COMIDA DE PRAIA

Domingo de sol, praia cheia. Já passava do meio-dia. O garoto vinha serpenteando entre as barracas, carregando um grande saco plástico às costas. Catava latas de alumínio.

Devia ter uns 14 anos, que de tão sofridos, valiam por mais de 20. Maturidade esculpida pela severidade dos dias. Vida escassa, que esgarça, que maltrata, sem olhar a idade ou a fragilidade.

Descalço, usava apenas uma bermuda preta cobrindo até os joelhos. Todos estavam ali pelo sol, ele estava ali, apesar do sol. Aos outros bronzeava, a ele queimava.

Apesar de tudo, exercia seu ofício com certa leveza no andar e um brilho opaco nos olhos, tentando aparentar alguma alegria. Uma alegria sem motivo.

Parou numa barraca:

— O senhor já terminou? — perguntou ele com um leve sorriso, apontando para a latinha de cerveja.

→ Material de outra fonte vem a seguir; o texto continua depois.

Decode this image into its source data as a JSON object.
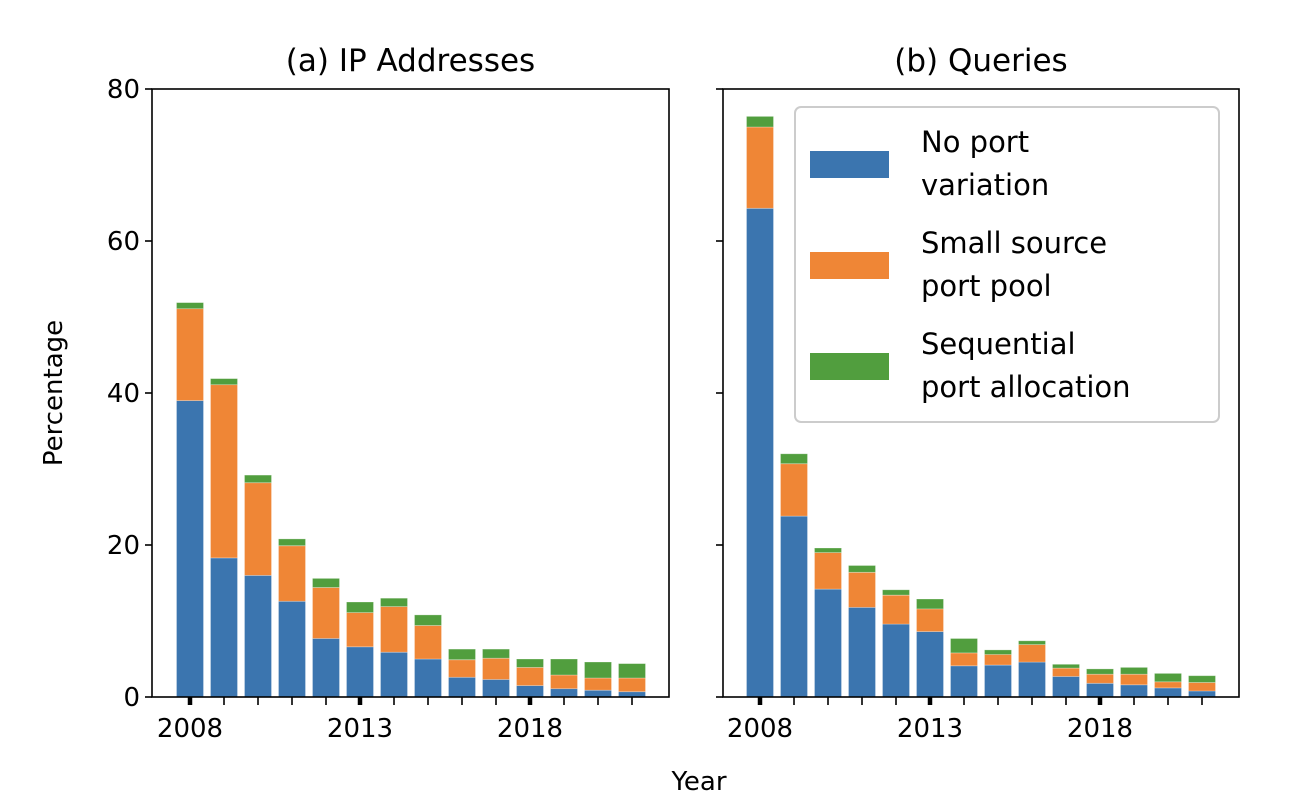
{
  "chart_data": [
    {
      "type": "bar",
      "stacked": true,
      "title": "(a) IP Addresses",
      "xlabel": "Year",
      "ylabel": "Percentage",
      "ylim": [
        0,
        80
      ],
      "yticks": [
        0,
        20,
        40,
        60,
        80
      ],
      "ytick_labels": [
        "0",
        "20",
        "40",
        "60",
        "80"
      ],
      "categories": [
        2008,
        2009,
        2010,
        2011,
        2012,
        2013,
        2014,
        2015,
        2016,
        2017,
        2018,
        2019,
        2020,
        2021
      ],
      "xtick_labels": {
        "2008": "2008",
        "2013": "2013",
        "2018": "2018"
      },
      "grid": false,
      "series": [
        {
          "name": "No port variation",
          "color": "#3b75af",
          "values": [
            39.0,
            18.3,
            16.0,
            12.6,
            7.7,
            6.6,
            5.9,
            5.0,
            2.6,
            2.3,
            1.5,
            1.1,
            0.9,
            0.7
          ]
        },
        {
          "name": "Small source port pool",
          "color": "#ef8636",
          "values": [
            12.1,
            22.8,
            12.2,
            7.3,
            6.7,
            4.5,
            6.0,
            4.4,
            2.3,
            2.8,
            2.4,
            1.8,
            1.6,
            1.8
          ]
        },
        {
          "name": "Sequential port allocation",
          "color": "#519e3e",
          "values": [
            0.8,
            0.8,
            1.0,
            0.9,
            1.2,
            1.4,
            1.1,
            1.4,
            1.4,
            1.2,
            1.1,
            2.1,
            2.1,
            1.9
          ]
        }
      ]
    },
    {
      "type": "bar",
      "stacked": true,
      "title": "(b) Queries",
      "xlabel": "Year",
      "ylabel": "",
      "ylim": [
        0,
        80
      ],
      "yticks": [
        0,
        20,
        40,
        60,
        80
      ],
      "categories": [
        2008,
        2009,
        2010,
        2011,
        2012,
        2013,
        2014,
        2015,
        2016,
        2017,
        2018,
        2019,
        2020,
        2021
      ],
      "xtick_labels": {
        "2008": "2008",
        "2013": "2013",
        "2018": "2018"
      },
      "grid": false,
      "legend": {
        "placement": "top-right",
        "entries": [
          {
            "lines": [
              "No port",
              "variation"
            ],
            "color": "#3b75af"
          },
          {
            "lines": [
              "Small source",
              "port pool"
            ],
            "color": "#ef8636"
          },
          {
            "lines": [
              "Sequential",
              "port allocation"
            ],
            "color": "#519e3e"
          }
        ]
      },
      "series": [
        {
          "name": "No port variation",
          "color": "#3b75af",
          "values": [
            64.3,
            23.8,
            14.2,
            11.8,
            9.6,
            8.6,
            4.1,
            4.2,
            4.6,
            2.7,
            1.8,
            1.6,
            1.2,
            0.8
          ]
        },
        {
          "name": "Small source port pool",
          "color": "#ef8636",
          "values": [
            10.7,
            6.9,
            4.8,
            4.6,
            3.8,
            3.0,
            1.7,
            1.4,
            2.3,
            1.1,
            1.2,
            1.4,
            0.8,
            1.1
          ]
        },
        {
          "name": "Sequential port allocation",
          "color": "#519e3e",
          "values": [
            1.4,
            1.3,
            0.6,
            0.9,
            0.7,
            1.3,
            1.9,
            0.6,
            0.5,
            0.5,
            0.7,
            0.9,
            1.1,
            0.9
          ]
        }
      ]
    }
  ],
  "shared": {
    "xlabel": "Year",
    "ylabel": "Percentage"
  }
}
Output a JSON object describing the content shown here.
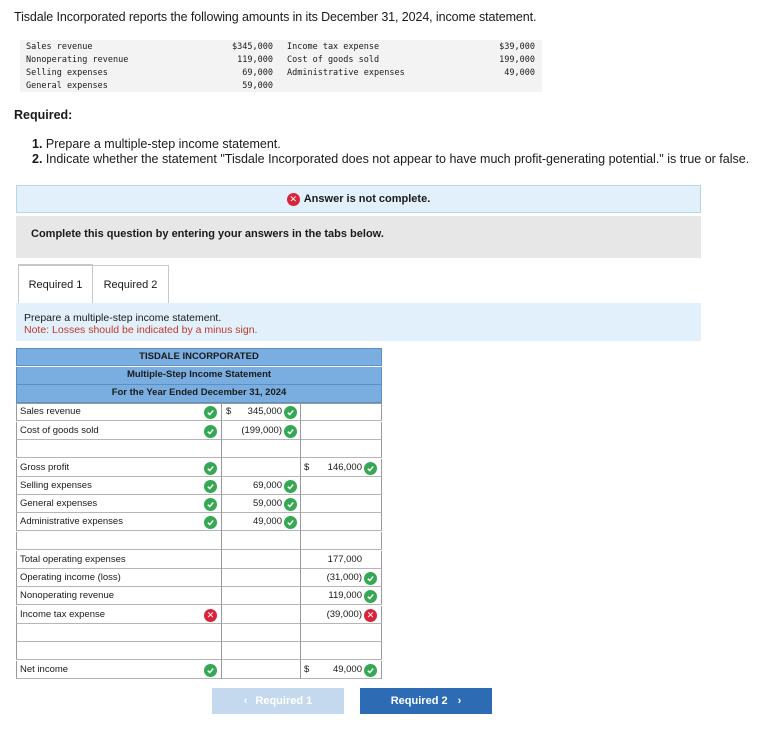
{
  "intro": "Tisdale Incorporated reports the following amounts in its December 31, 2024, income statement.",
  "given": {
    "left": [
      {
        "label": "Sales revenue",
        "amount": "$345,000"
      },
      {
        "label": "Nonoperating revenue",
        "amount": "119,000"
      },
      {
        "label": "Selling expenses",
        "amount": "69,000"
      },
      {
        "label": "General expenses",
        "amount": "59,000"
      }
    ],
    "right": [
      {
        "label": "Income tax expense",
        "amount": "$39,000"
      },
      {
        "label": "Cost of goods sold",
        "amount": "199,000"
      },
      {
        "label": "Administrative expenses",
        "amount": "49,000"
      }
    ]
  },
  "required_title": "Required:",
  "requirements": [
    {
      "num": "1.",
      "text": "Prepare a multiple-step income statement."
    },
    {
      "num": "2.",
      "text": "Indicate whether the statement \"Tisdale Incorporated does not appear to have much profit-generating potential.\" is true or false."
    }
  ],
  "status_banner": "Answer is not complete.",
  "instruction_banner": "Complete this question by entering your answers in the tabs below.",
  "tabs": [
    {
      "label": "Required 1",
      "active": true
    },
    {
      "label": "Required 2",
      "active": false
    }
  ],
  "prompt": {
    "text": "Prepare a multiple-step income statement.",
    "note": "Note: Losses should be indicated by a minus sign."
  },
  "statement": {
    "company": "TISDALE INCORPORATED",
    "title": "Multiple-Step Income Statement",
    "period": "For the Year Ended December 31, 2024",
    "rows": {
      "sales_revenue": {
        "label": "Sales revenue",
        "dollar": "$",
        "col1": "345,000"
      },
      "cogs": {
        "label": "Cost of goods sold",
        "col1": "(199,000)"
      },
      "gross_profit": {
        "label": "Gross profit",
        "dollar": "$",
        "col2": "146,000"
      },
      "selling": {
        "label": "Selling expenses",
        "col1": "69,000"
      },
      "general": {
        "label": "General expenses",
        "col1": "59,000"
      },
      "admin": {
        "label": "Administrative expenses",
        "col1": "49,000"
      },
      "total_opex": {
        "label": "Total operating expenses",
        "col2": "177,000"
      },
      "op_income": {
        "label": "Operating income (loss)",
        "col2": "(31,000)"
      },
      "nonop": {
        "label": "Nonoperating revenue",
        "col2": "119,000"
      },
      "tax": {
        "label": "Income tax expense",
        "col2": "(39,000)"
      },
      "net_income": {
        "label": "Net income",
        "dollar": "$",
        "col2": "49,000"
      }
    }
  },
  "nav": {
    "prev_label": "Required 1",
    "next_label": "Required 2"
  },
  "colors": {
    "correct": "#34a853",
    "incorrect": "#d9253c",
    "header_blue": "#7aaee0",
    "next_button": "#2e6bb5"
  }
}
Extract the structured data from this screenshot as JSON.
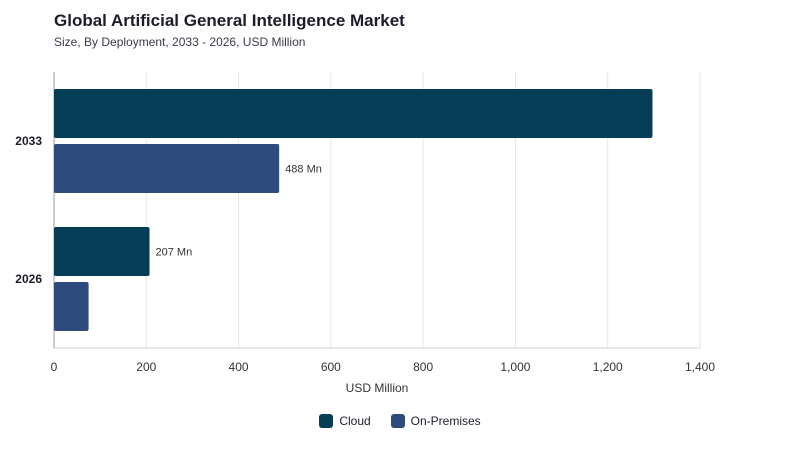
{
  "chart_data": {
    "type": "bar",
    "orientation": "horizontal",
    "title": "Global Artificial General Intelligence Market",
    "subtitle": "Size, By Deployment, 2033 - 2026, USD Million",
    "categories": [
      "2033",
      "2026"
    ],
    "series": [
      {
        "name": "Cloud",
        "color": "#053d57",
        "values": [
          1297,
          207
        ],
        "labels": [
          "",
          "207 Mn"
        ]
      },
      {
        "name": "On-Premises",
        "color": "#2f4a7d",
        "values": [
          488,
          75
        ],
        "labels": [
          "488 Mn",
          ""
        ]
      }
    ],
    "xlabel": "USD Million",
    "ylabel": "",
    "xlim": [
      0,
      1400
    ],
    "xticks": [
      {
        "value": 0,
        "label": "0"
      },
      {
        "value": 200,
        "label": "200"
      },
      {
        "value": 400,
        "label": "400"
      },
      {
        "value": 600,
        "label": "600"
      },
      {
        "value": 800,
        "label": "800"
      },
      {
        "value": 1000,
        "label": "1,000"
      },
      {
        "value": 1200,
        "label": "1,200"
      },
      {
        "value": 1400,
        "label": "1,400"
      }
    ],
    "grid": true,
    "legend_position": "bottom"
  }
}
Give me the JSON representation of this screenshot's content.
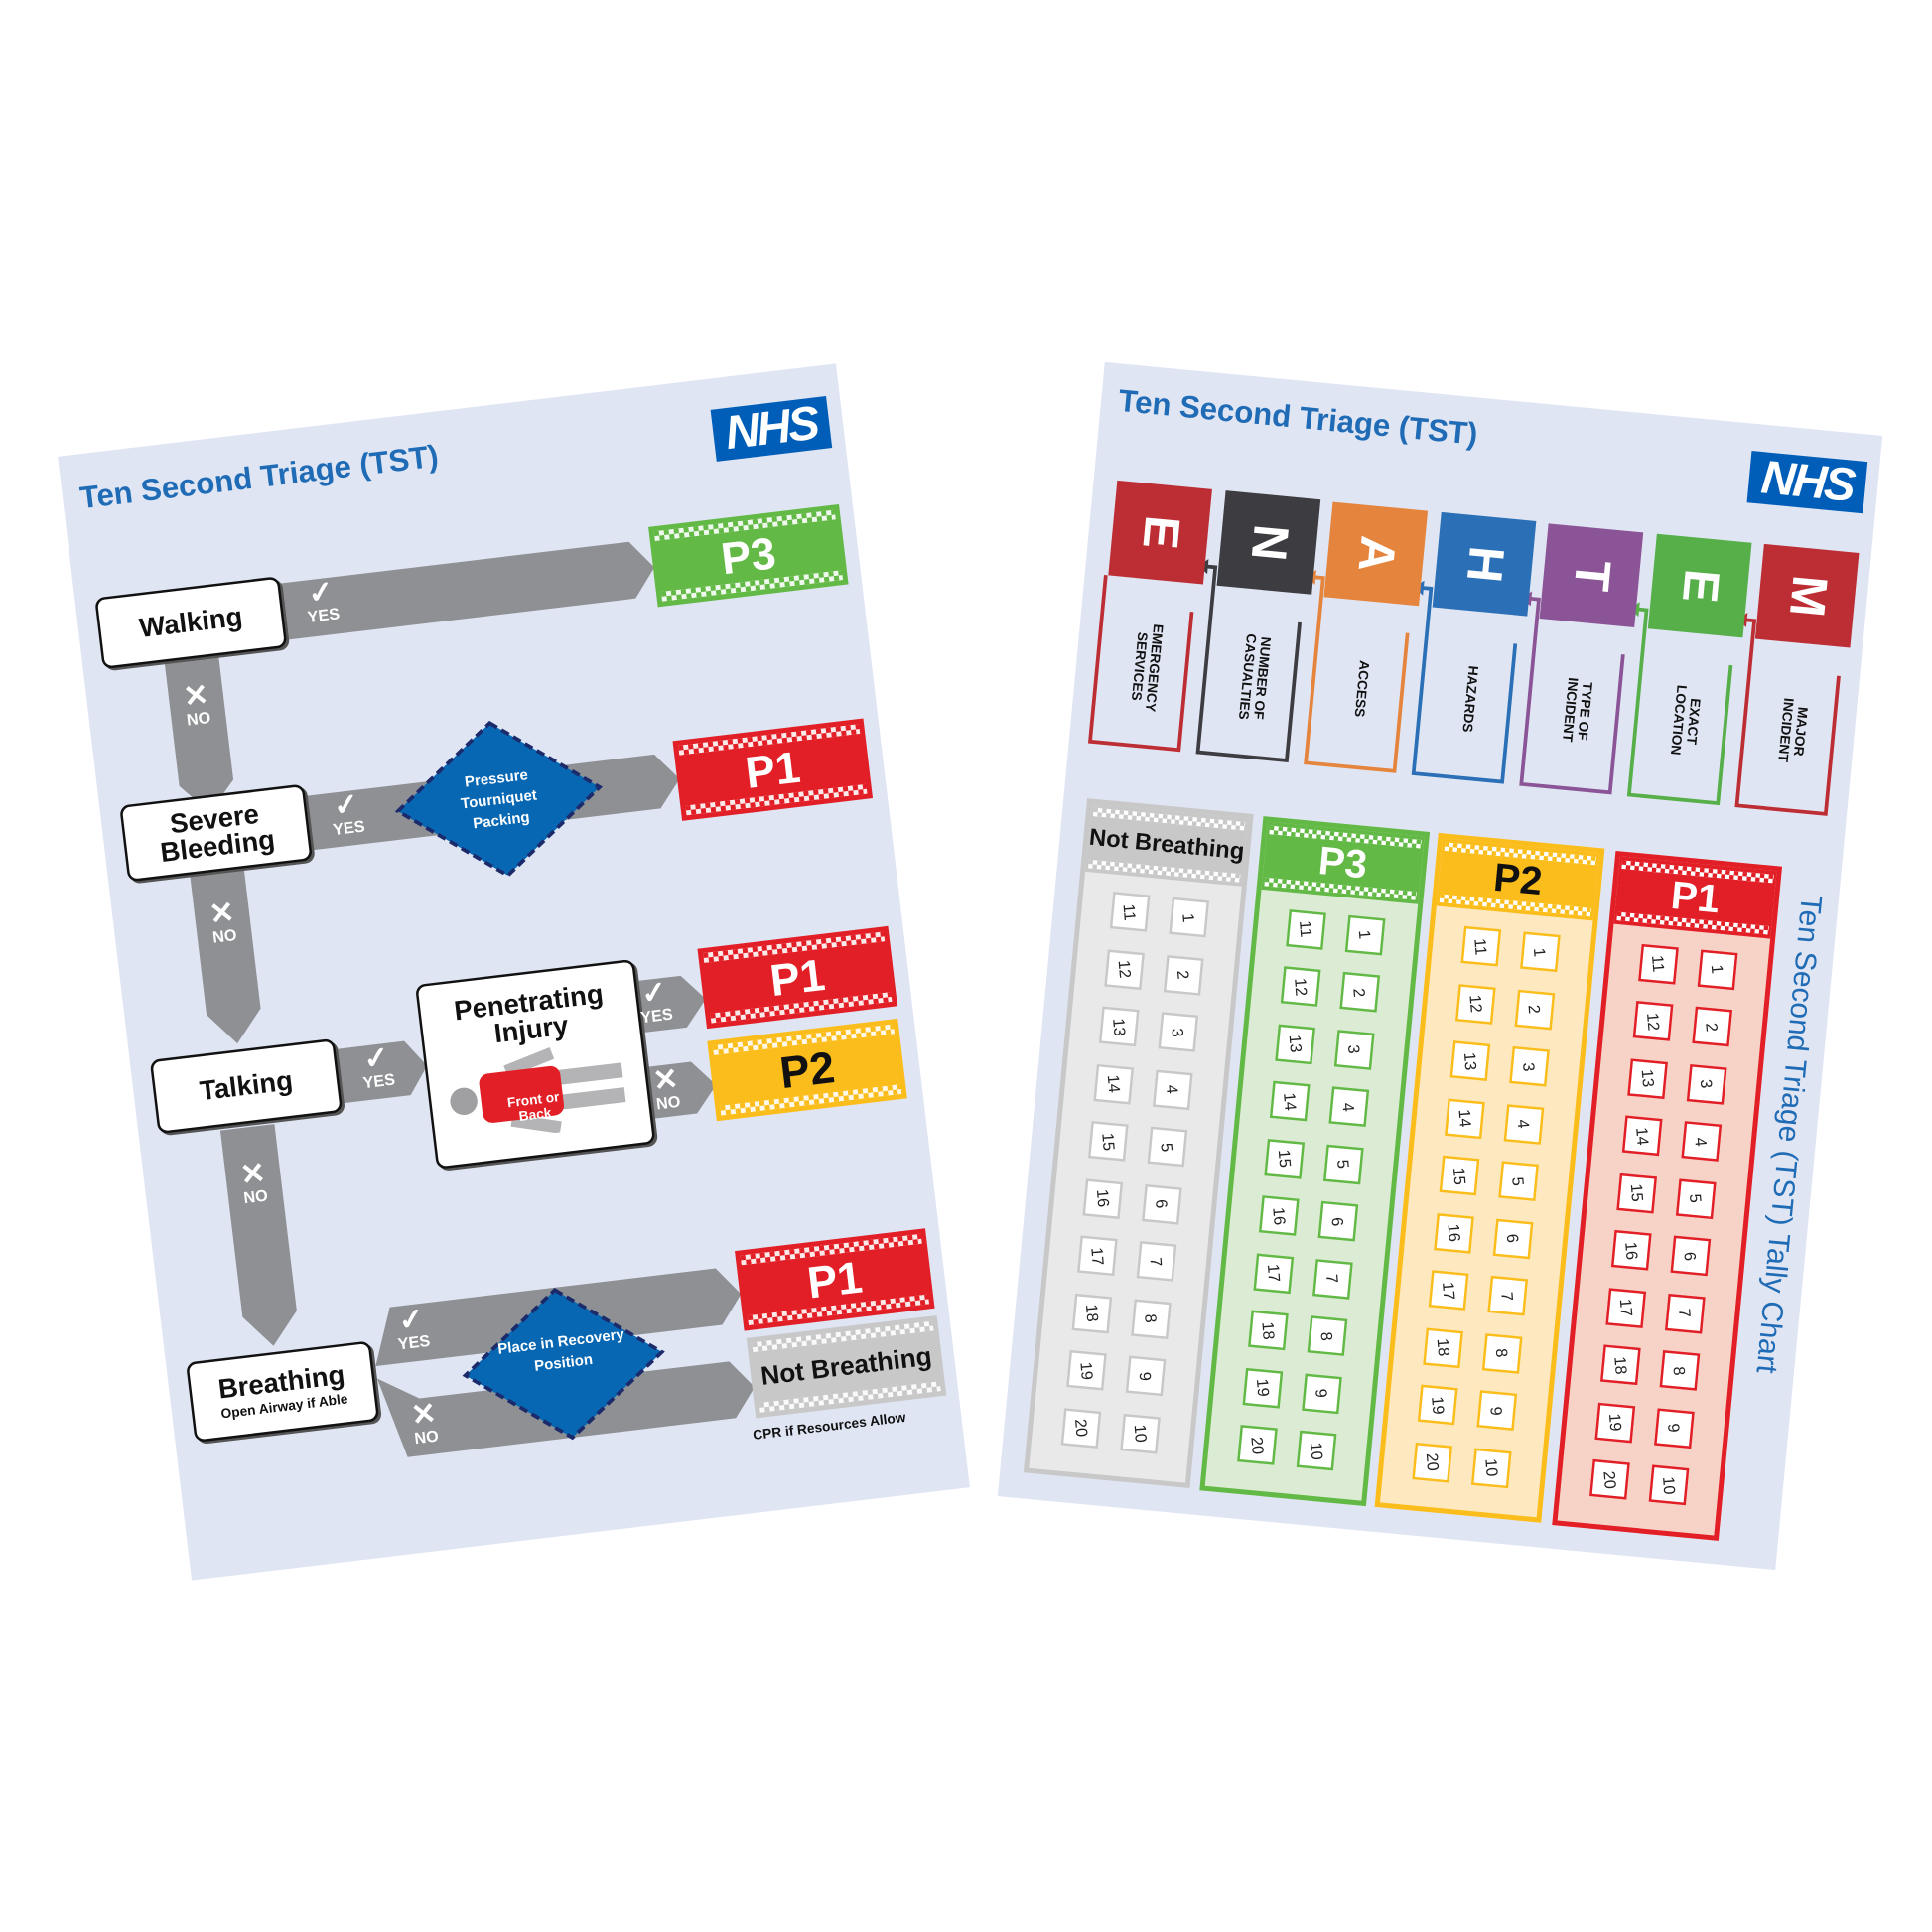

O tal senhor pegou a lata que descansava em cima de uma pequena mesa, balançou e percebeu que ainda havia líquido dentro. O rapazinho aguardava com o olhar gentil, tão gentil que despertou uma sede que não havia. O sujeito deu uma última golada e entregou o objeto, recebendo de troco um balançar de cabeça e um agradecimento murmurado.

Mais uma fração de centavos dentro do saco.

Seguiu seu caminho, de passo lento e olhar atento. Nas costas um resultado ainda pequeno do seu cata-cata, mas que a experiência indicava que iria melhorar. Havia chegado a hora do pico de consumo. O calor era seu grande aliado, embora também seu grande inimigo.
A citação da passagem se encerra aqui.